Indexes that use a R- tree data structure are commonly used to
help with spatial problems. For instance, a query like “Find all of the
Starbucks within 2 kilometers of me” would be the type of query that could show
enhanced performance if the database table uses a R- tree index.
What exactly is inside a database index?
So, now you know that a database index is created on a column in
a table, and that the index stores the values in that specific column. But, it
is important to understand that a database index does not store the values in
the other columns of the same table. For example, if we create an index on the Ename
column, this means that the Job and emp_no or dept_no column values are not also stored in the index. If we did just
store all the other columns in the index, then it would be just like creating
another copy of the entire table – which would take up way too much space and
would be very inefficient.
How does a database know when to use an index?
When a query like “SELECT * FROM Employee WHERE Ename= ‘KING’ ”
is run, the database will check to see if there is an index on the column(s)
being queried. Assuming the Ename column does have an index created on it, the
database will have to decide whether it actually makes sense to use the index
to find the values being searched – because there are some scenarios where it
is actually less efficient to use the database index, and more efficient just
to scan the entire table.
Can you force the database to use an index on a query?
Generally, you will not tell the database when to actually use
an index – that decision will be made by the database itself. Although it is
worth noting that in most databases (like Oracle and MySQL), you can actually
specify that you want the index to be used.
How to create an index in SQL:
Here’s what the actual SQL would look like to create an index on
the Employee_Name column from our example earlier:
CREATE INDEX name_index
ON Emp (Ename)
How to create a multi-column index in SQL:
We could also create an index on two of the columns in the
Employee table , as shown in this SQL:
CREATE INDEX name_index
ON Employee (ENAME, HIREDATE)
What is the cost of having a database index?

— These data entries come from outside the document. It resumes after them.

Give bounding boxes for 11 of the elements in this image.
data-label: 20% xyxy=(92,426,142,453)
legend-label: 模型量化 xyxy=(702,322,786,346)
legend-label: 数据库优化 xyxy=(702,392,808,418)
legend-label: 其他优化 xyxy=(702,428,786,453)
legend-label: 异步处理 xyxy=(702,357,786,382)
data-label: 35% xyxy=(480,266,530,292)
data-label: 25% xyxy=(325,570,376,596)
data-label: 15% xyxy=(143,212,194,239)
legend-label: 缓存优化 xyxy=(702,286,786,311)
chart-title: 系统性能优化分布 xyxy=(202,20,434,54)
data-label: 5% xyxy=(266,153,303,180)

So, what are some of the disadvantages of having a database
index? Well, for one thing it takes up space – and the larger your table, the
larger your index. Another performance hit with indexes is the fact that
whenever you add, delete, or update rows in the corresponding table, the same
operations will have to be done to your index. Remember that an index needs to
contain the same up to the minute data as whatever is in the table column(s)
that the index covers.
As a general rule, an index should only be created on a table if
the data in the indexed column will be queried frequently.